Born: 1938 (Pittsfield, MA, United States)

Jim Nutt completed his bachelor’s degree at the School of the Art Institute of Chicago (SAIC) in 1965. The following year, he and five other SAIC graduates exhibited together at the Hyde Park Art Center, calling themselves (and titling the exhibition) the Hairy Who. In addition to Nutt, the group included James Falconer, Art Green, Gladys Nilsson (who was married to Nutt), Suellen Rocca, and Karl Wirsum. The art center’s exhibitions coordinator, Don Baum, championed the group and organized two additional Hairy Who exhibitions (1967 and 1968).

Reflecting back on the infamous emergence of their group, Nutt has noted that they assembled “not out of a unified, carefully thought out philosophical position, but rather the need to present our work as powerfully as possible within our means.” It especially pleased Nutt to exhibit with Karl Wirsum, an artist he had not known previously, but whose flat, colorful forms he found innovative and inspiring. Both Nutt and Wirsum, as well as Ed Flood, Gladys Nilsson, and Barbara Rossi became invested in the process of reverse-painting on Plexiglas and were attracted to the sleek surface effect the material enabled.

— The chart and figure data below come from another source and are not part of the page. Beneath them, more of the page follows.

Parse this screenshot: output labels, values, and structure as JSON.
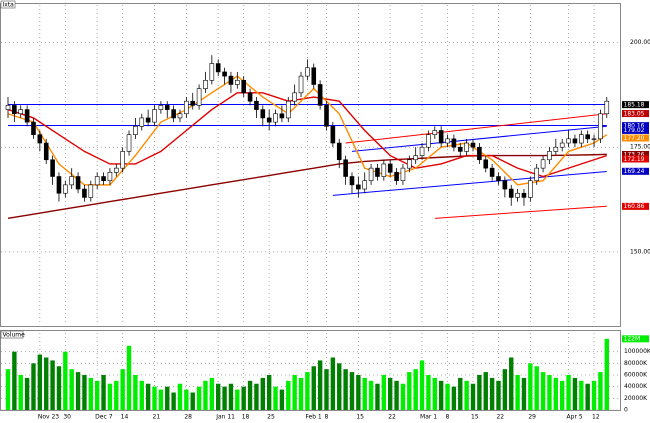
{
  "chart_data": {
    "type": "candlestick",
    "title": "Ixta",
    "categories": [
      null,
      null,
      null,
      null,
      null,
      "Nov 23",
      null,
      null,
      null,
      "30",
      null,
      null,
      null,
      null,
      "Dec 7",
      null,
      null,
      null,
      "14",
      null,
      null,
      null,
      null,
      "21",
      null,
      null,
      null,
      null,
      "28",
      null,
      null,
      null,
      null,
      "Jan 11",
      null,
      null,
      null,
      "18",
      null,
      null,
      null,
      "25",
      null,
      null,
      null,
      null,
      null,
      "Feb 1",
      null,
      null,
      "8",
      null,
      null,
      null,
      null,
      "15",
      null,
      null,
      null,
      null,
      "22",
      null,
      null,
      null,
      null,
      "Mar 1",
      null,
      null,
      null,
      "8",
      null,
      null,
      null,
      "15",
      null,
      null,
      null,
      "22",
      null,
      null,
      null,
      null,
      "29",
      null,
      null,
      null,
      null,
      null,
      "Apr 5",
      null,
      null,
      null,
      "12",
      null,
      null
    ],
    "candles": [
      [
        184,
        187,
        182,
        185
      ],
      [
        185,
        186,
        181,
        183
      ],
      [
        183,
        185,
        182,
        184
      ],
      [
        184,
        185,
        180,
        181
      ],
      [
        181,
        182,
        177,
        178
      ],
      [
        178,
        179,
        174,
        176
      ],
      [
        176,
        177,
        171,
        172
      ],
      [
        172,
        173,
        166,
        168
      ],
      [
        168,
        169,
        162,
        164
      ],
      [
        164,
        167,
        163,
        166
      ],
      [
        166,
        170,
        165,
        168
      ],
      [
        168,
        169,
        164,
        165
      ],
      [
        165,
        166,
        162,
        163
      ],
      [
        163,
        167,
        162,
        166
      ],
      [
        166,
        169,
        165,
        168
      ],
      [
        168,
        169,
        166,
        167
      ],
      [
        167,
        170,
        166,
        169
      ],
      [
        169,
        171,
        168,
        170
      ],
      [
        170,
        175,
        169,
        174
      ],
      [
        174,
        179,
        173,
        178
      ],
      [
        178,
        182,
        177,
        180
      ],
      [
        180,
        183,
        179,
        182
      ],
      [
        182,
        184,
        180,
        181
      ],
      [
        181,
        185,
        180,
        184
      ],
      [
        184,
        186,
        183,
        185
      ],
      [
        185,
        186,
        182,
        184
      ],
      [
        184,
        185,
        181,
        182
      ],
      [
        182,
        184,
        181,
        183
      ],
      [
        183,
        187,
        182,
        186
      ],
      [
        186,
        188,
        184,
        185
      ],
      [
        185,
        190,
        184,
        189
      ],
      [
        189,
        193,
        188,
        191
      ],
      [
        191,
        197,
        190,
        195
      ],
      [
        195,
        196,
        192,
        193
      ],
      [
        193,
        194,
        190,
        192
      ],
      [
        192,
        193,
        188,
        190
      ],
      [
        190,
        193,
        189,
        191
      ],
      [
        191,
        192,
        187,
        188
      ],
      [
        188,
        189,
        185,
        186
      ],
      [
        186,
        187,
        182,
        184
      ],
      [
        184,
        185,
        180,
        182
      ],
      [
        182,
        184,
        179,
        181
      ],
      [
        181,
        184,
        180,
        183
      ],
      [
        183,
        185,
        181,
        182
      ],
      [
        182,
        187,
        181,
        186
      ],
      [
        186,
        190,
        185,
        188
      ],
      [
        188,
        193,
        187,
        192
      ],
      [
        192,
        196,
        191,
        194
      ],
      [
        194,
        195,
        189,
        190
      ],
      [
        190,
        191,
        184,
        185
      ],
      [
        185,
        186,
        179,
        180
      ],
      [
        180,
        181,
        175,
        176
      ],
      [
        176,
        177,
        170,
        172
      ],
      [
        172,
        173,
        166,
        168
      ],
      [
        168,
        169,
        164,
        166
      ],
      [
        166,
        168,
        163,
        165
      ],
      [
        165,
        169,
        164,
        167
      ],
      [
        167,
        171,
        166,
        170
      ],
      [
        170,
        171,
        167,
        168
      ],
      [
        168,
        172,
        167,
        171
      ],
      [
        171,
        172,
        168,
        169
      ],
      [
        169,
        170,
        166,
        167
      ],
      [
        167,
        171,
        166,
        170
      ],
      [
        170,
        173,
        169,
        172
      ],
      [
        172,
        175,
        171,
        173
      ],
      [
        173,
        176,
        172,
        175
      ],
      [
        175,
        179,
        174,
        178
      ],
      [
        178,
        180,
        177,
        179
      ],
      [
        179,
        180,
        175,
        176
      ],
      [
        176,
        178,
        175,
        177
      ],
      [
        177,
        178,
        174,
        175
      ],
      [
        175,
        176,
        173,
        174
      ],
      [
        174,
        177,
        173,
        176
      ],
      [
        176,
        177,
        174,
        175
      ],
      [
        175,
        176,
        171,
        172
      ],
      [
        172,
        173,
        169,
        170
      ],
      [
        170,
        171,
        167,
        168
      ],
      [
        168,
        169,
        166,
        167
      ],
      [
        167,
        168,
        163,
        165
      ],
      [
        165,
        166,
        161,
        163
      ],
      [
        163,
        165,
        162,
        164
      ],
      [
        164,
        165,
        161,
        163
      ],
      [
        163,
        168,
        162,
        167
      ],
      [
        167,
        171,
        166,
        170
      ],
      [
        170,
        173,
        169,
        172
      ],
      [
        172,
        175,
        171,
        174
      ],
      [
        174,
        177,
        173,
        175
      ],
      [
        175,
        177,
        174,
        176
      ],
      [
        176,
        179,
        175,
        177
      ],
      [
        177,
        178,
        175,
        176
      ],
      [
        176,
        179,
        175,
        178
      ],
      [
        178,
        179,
        176,
        177
      ],
      [
        177,
        178,
        175,
        177
      ],
      [
        177,
        184,
        176,
        183
      ],
      [
        183,
        187,
        182,
        186
      ]
    ],
    "up_color": "#ffffff",
    "down_color": "#000000",
    "ylim": [
      132.5,
      209
    ],
    "yticks": [
      {
        "value": 150,
        "label": "150.00"
      },
      {
        "value": 175,
        "label": "175.00"
      },
      {
        "value": 200,
        "label": "200.00"
      }
    ],
    "moving_averages": [
      {
        "color": "#8b0000",
        "x": [
          0,
          4,
          8,
          12,
          16,
          20,
          24,
          28,
          32,
          36,
          40,
          44,
          48,
          52,
          56,
          60,
          64,
          68,
          72,
          76,
          80,
          84,
          88,
          92,
          94
        ],
        "values": [
          158,
          159,
          160,
          161,
          162,
          163,
          164,
          165,
          166,
          167,
          168,
          169,
          170,
          171,
          171.6,
          172,
          172.3,
          172.6,
          172.9,
          173,
          173,
          173,
          173.1,
          173.2,
          173.3
        ]
      },
      {
        "color": "#e00000",
        "x": [
          0,
          4,
          8,
          12,
          16,
          20,
          24,
          28,
          32,
          36,
          40,
          44,
          48,
          52,
          56,
          60,
          64,
          68,
          72,
          76,
          80,
          84,
          88,
          92,
          94
        ],
        "values": [
          184,
          182,
          178,
          174,
          171,
          171,
          174,
          179,
          184,
          188,
          188,
          186,
          187,
          186,
          179,
          173,
          170,
          171,
          173,
          173,
          170,
          168,
          170,
          172,
          173
        ]
      },
      {
        "color": "#ff8c00",
        "x": [
          0,
          4,
          8,
          12,
          16,
          20,
          24,
          28,
          32,
          36,
          40,
          44,
          48,
          52,
          56,
          60,
          64,
          68,
          72,
          76,
          80,
          84,
          88,
          92,
          94
        ],
        "values": [
          183,
          181,
          171,
          166,
          166,
          173,
          181,
          184,
          188,
          192,
          187,
          183,
          189,
          183,
          170,
          168,
          170,
          175,
          176,
          172,
          166,
          167,
          174,
          176,
          178
        ]
      }
    ],
    "trendlines": [
      {
        "color": "#0000ff",
        "x": [
          0,
          94
        ],
        "values": [
          185.2,
          185.2
        ]
      },
      {
        "color": "#0000ff",
        "x": [
          0,
          94
        ],
        "values": [
          180.2,
          180.2
        ]
      },
      {
        "color": "#0000ff",
        "x": [
          51,
          94
        ],
        "values": [
          163.5,
          169.2
        ]
      },
      {
        "color": "#0000ff",
        "x": [
          54,
          94
        ],
        "values": [
          174,
          180
        ]
      },
      {
        "color": "#ff0000",
        "x": [
          53,
          94
        ],
        "values": [
          176,
          183
        ]
      },
      {
        "color": "#ff0000",
        "x": [
          67,
          94
        ],
        "values": [
          158,
          160.9
        ]
      }
    ],
    "price_labels": [
      {
        "value": 185.18,
        "label": "185.18",
        "color": "#000000"
      },
      {
        "value": 183.05,
        "label": "183.05",
        "color": "#c00000"
      },
      {
        "value": 180.16,
        "label": "180.16",
        "color": "#0000c0"
      },
      {
        "value": 179.02,
        "label": "179.02",
        "color": "#0000c0"
      },
      {
        "value": 177.2,
        "label": "177.20",
        "color": "#ff8c00"
      },
      {
        "value": 173.26,
        "label": "173.26",
        "color": "#8b0000"
      },
      {
        "value": 172.19,
        "label": "172.19",
        "color": "#e00000"
      },
      {
        "value": 169.24,
        "label": "169.24",
        "color": "#0000c0"
      },
      {
        "value": 160.86,
        "label": "160.86",
        "color": "#e00000"
      }
    ],
    "volume": {
      "title": "Volume",
      "up_color": "#00ee00",
      "down_color": "#008000",
      "values": [
        70000,
        100000,
        60000,
        55000,
        80000,
        95000,
        90000,
        85000,
        75000,
        100000,
        70000,
        65000,
        60000,
        55000,
        50000,
        60000,
        45000,
        50000,
        70000,
        110000,
        60000,
        50000,
        45000,
        40000,
        35000,
        40000,
        30000,
        45000,
        35000,
        30000,
        40000,
        50000,
        55000,
        45000,
        40000,
        45000,
        35000,
        40000,
        50000,
        45000,
        55000,
        60000,
        40000,
        35000,
        50000,
        60000,
        55000,
        65000,
        75000,
        85000,
        70000,
        90000,
        80000,
        70000,
        65000,
        60000,
        55000,
        50000,
        45000,
        60000,
        55000,
        50000,
        45000,
        65000,
        70000,
        85000,
        60000,
        55000,
        50000,
        45000,
        40000,
        55000,
        50000,
        45000,
        60000,
        65000,
        55000,
        50000,
        70000,
        90000,
        60000,
        55000,
        80000,
        75000,
        65000,
        60000,
        55000,
        50000,
        60000,
        55000,
        50000,
        45000,
        50000,
        65000,
        122000
      ],
      "ylim": [
        0,
        132000
      ],
      "yticks": [
        0,
        {
          "value": 20000,
          "label": "20000K"
        },
        {
          "value": 40000,
          "label": "40000K"
        },
        {
          "value": 60000,
          "label": "60000K"
        },
        {
          "value": 80000,
          "label": "80000K"
        },
        {
          "value": 100000,
          "label": "100000K"
        }
      ],
      "labels": [
        {
          "value": 122000,
          "label": "122M",
          "color": "#00ee00"
        }
      ]
    }
  }
}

Like many of his fellow Imagists, Nutt was greatly influenced by the culture of SAIC. Walking through the Art Institute of Chicago on his way to instruction, he was exposed to an encyclopedic collection of artworks. In an interview with Russell Bowman in 1978, he also noted he was particularly inspired by Japanese and Persian art as well as fifteenth- and sixteenth-century Northern European artists such as Peter Bruegel, Roger van der Weyden, and Hieronymus Bosch. Nutt was additionally inspired by comics, metropolitan signage, and the acclaimed self-taught artist, Joseph Yoakum. Nutt first experimented with narrative-based vignettes before becoming known for picture planes populated with rubbery, sexually charged figures that often engaged in a nonsensical dialogue.

Nutt met Gladys Nilsson at SAIC in 1961, in her third year and his first year as a transfer student. The couple was married just a few months later. In 1969, Nutt and Nilsson moved to Sacramento, CA, where Nutt had been offered a teaching position at the Sacramento City College. In the following years, Nutt’s style evolved and he focused on portraiture, creating acrylic paintings that echoed characteristics of Northern Renaissance painters in Nutt’s use of a three-quarter presentation, prompting greater engagement between the sitter and the viewer. In the late 1980s, Nutt turned his attention to painting portraits of imaginary women with sculptural hairstyles and misshapen noses.

In 1976, Nutt and Nilsson returned to Chicago and settled in Wilmette, where they still live and work.